Sarno, 57 and a suspect in the 2006 disappearance and assumed slaying of Outfit power Anthony (Little Tony) Zizzo, was hit with a 25-50 year sentence in his case with the Volpendestos. He was named the “acting boss” of the Chicago mafia in 2005 upon the jailing of Zizzo’s mob confidant James (Jimmy the Man) Marcello, Sarno’s predecessor in the acting boss chair on behalf of aging Godfather John (Johnny No Nose) Di Fronzo.

Sam Volpendesto was a military hero, earning the Bronze Medal of Honor in World War II, however when he returned to his hometown of Cicero following his service he gravitated to the underworld and the mentorship of local rising-star hood Joseph (Joey Doves) Aiuppa, a future Outfit boss, according to Chicago Crime Commission files. In the 1950s and 60s, Volpendesto ran a series of after-hours clubs, gambling houses and brothels under the umbrella of Aiuppa’s regime.

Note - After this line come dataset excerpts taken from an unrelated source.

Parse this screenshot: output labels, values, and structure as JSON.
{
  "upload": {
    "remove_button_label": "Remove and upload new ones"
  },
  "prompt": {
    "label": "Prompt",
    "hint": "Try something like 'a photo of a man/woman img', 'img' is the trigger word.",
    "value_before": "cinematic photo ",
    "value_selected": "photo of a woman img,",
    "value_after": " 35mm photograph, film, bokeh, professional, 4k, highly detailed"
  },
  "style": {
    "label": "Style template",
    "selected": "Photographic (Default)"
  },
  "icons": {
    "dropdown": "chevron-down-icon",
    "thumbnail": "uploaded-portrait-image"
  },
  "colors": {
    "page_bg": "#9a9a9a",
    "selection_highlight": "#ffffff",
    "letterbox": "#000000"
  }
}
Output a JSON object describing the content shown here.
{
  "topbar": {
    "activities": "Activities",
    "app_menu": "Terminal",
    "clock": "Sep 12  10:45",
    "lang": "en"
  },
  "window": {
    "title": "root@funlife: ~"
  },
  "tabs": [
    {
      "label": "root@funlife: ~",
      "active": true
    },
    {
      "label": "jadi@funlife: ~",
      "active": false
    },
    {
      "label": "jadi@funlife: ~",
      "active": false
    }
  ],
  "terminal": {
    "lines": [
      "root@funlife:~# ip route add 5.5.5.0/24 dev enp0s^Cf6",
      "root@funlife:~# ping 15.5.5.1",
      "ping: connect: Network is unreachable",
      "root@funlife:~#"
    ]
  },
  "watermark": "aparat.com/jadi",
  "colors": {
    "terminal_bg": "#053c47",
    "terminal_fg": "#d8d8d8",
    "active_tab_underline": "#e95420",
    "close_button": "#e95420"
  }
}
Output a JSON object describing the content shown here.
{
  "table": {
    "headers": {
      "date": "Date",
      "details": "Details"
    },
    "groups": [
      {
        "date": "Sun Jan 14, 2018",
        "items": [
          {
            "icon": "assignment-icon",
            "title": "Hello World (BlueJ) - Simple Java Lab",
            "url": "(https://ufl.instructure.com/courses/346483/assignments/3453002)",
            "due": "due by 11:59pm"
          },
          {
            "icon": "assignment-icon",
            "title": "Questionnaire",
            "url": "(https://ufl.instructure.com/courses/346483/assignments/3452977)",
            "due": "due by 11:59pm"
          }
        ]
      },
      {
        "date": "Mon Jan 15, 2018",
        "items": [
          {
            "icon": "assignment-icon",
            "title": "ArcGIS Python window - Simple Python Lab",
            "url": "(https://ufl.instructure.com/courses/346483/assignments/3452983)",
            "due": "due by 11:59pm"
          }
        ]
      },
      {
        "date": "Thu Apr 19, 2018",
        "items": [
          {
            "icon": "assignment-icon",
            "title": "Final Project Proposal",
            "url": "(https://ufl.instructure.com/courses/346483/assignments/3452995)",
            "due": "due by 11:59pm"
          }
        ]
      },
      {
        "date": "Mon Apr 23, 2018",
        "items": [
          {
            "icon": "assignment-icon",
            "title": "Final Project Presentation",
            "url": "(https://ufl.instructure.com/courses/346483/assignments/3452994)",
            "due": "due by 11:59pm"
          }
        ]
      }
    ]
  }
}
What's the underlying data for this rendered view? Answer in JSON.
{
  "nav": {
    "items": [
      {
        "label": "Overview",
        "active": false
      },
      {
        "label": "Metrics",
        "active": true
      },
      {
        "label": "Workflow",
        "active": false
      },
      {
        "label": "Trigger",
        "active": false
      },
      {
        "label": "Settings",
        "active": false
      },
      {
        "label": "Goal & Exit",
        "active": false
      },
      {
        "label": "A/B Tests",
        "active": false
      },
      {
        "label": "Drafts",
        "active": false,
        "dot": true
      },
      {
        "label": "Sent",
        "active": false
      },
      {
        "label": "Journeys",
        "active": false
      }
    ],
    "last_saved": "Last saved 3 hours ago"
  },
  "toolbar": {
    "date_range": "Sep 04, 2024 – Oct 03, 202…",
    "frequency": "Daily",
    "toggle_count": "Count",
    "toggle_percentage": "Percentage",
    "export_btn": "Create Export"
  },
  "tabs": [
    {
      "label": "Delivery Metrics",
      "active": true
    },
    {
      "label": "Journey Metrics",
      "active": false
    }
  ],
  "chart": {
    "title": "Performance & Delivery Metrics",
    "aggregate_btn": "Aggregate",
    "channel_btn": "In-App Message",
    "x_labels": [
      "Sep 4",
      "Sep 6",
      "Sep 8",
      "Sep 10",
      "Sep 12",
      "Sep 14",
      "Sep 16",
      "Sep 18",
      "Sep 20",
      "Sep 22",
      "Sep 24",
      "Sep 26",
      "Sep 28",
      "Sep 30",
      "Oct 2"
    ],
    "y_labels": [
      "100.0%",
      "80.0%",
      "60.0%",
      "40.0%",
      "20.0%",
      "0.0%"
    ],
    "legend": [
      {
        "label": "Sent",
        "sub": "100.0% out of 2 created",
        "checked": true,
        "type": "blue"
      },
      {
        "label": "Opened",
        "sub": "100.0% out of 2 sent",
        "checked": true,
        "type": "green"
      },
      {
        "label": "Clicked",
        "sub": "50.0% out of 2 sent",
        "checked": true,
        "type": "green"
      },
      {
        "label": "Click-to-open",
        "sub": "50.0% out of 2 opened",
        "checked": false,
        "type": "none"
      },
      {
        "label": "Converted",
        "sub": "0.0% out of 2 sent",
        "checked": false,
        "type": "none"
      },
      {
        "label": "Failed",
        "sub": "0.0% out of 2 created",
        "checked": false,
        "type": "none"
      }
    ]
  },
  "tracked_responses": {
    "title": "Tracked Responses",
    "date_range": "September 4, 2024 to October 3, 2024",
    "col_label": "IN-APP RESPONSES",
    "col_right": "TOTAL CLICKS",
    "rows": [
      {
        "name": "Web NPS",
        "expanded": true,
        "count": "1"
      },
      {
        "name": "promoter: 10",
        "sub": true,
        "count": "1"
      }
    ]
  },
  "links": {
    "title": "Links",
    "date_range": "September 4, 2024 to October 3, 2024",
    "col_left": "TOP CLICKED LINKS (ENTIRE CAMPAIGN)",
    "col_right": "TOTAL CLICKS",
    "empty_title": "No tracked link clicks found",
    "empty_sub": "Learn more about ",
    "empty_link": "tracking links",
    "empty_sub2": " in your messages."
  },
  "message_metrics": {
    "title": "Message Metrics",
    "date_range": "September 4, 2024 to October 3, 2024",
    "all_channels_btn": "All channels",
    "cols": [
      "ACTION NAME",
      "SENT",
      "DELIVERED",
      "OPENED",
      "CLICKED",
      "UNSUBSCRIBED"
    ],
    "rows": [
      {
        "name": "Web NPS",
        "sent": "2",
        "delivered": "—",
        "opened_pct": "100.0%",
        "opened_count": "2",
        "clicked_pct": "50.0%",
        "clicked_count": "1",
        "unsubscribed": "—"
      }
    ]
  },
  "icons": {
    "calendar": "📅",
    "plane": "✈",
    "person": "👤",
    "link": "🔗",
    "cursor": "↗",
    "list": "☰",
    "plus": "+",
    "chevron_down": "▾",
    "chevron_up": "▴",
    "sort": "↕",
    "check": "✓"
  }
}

Known as a “tough guy who was fast with his fists,” in his gangster prime according to his CCC folder, he became close to lunatic Chicago mob hitman Salvatore (Mad Sam) DeStefano and was caught on FBI wiretaps in the 2000s recounting watching DeStefano chopping up his enemies and disposing of their corpses by putting their body parts through a meat grinder. Per FBI and court documents, in his latter days on the street, Volpendesto was viewed by authorities as a sometime-advisor to Sarno, one of a number of “old-timers he leaned on” to transition into the syndicate’s top spot after Marcello was brought down courtesy of the colossal Operation Family Secrets case issued in April 2005.

Building a reputation as a “fireman,” somebody you went to if you wanted a business torched for insurance money or a rival’s business blown up in a show of force, Sam Volpendesto is said to have happily and eagerly ushered his son, Anthony, into a life of crime. The younger Volpendesto, an admitted cocaine abuser, was a quick study – he recorded more than 30 arrests in 25 years in the rackets.

As a young boy, “Kid Blast,” nicknamed in reference to his dad’s skills for blowing things up, was an accomplished trick bicyclist and he used his prowess on a ten-speed in a series of “smash-and-grab” robbery jobs included in the RICO brought against Sarno’s Cicero goodfella contingent in 2008. During the trial that spanned most of November and into early December 2010, Volpendesto’s behavior was defiant and borderline erratic. At one point, he was ordered removed from the courtroom by the judge for his outbursts.

Another one of the lead defendants in that case, Casey Szaflarski, a Sarno lieutenant convicted of being the Outfit’s video-poker chief, was saddled with a three-and-a-half year prison bit and just got out last month.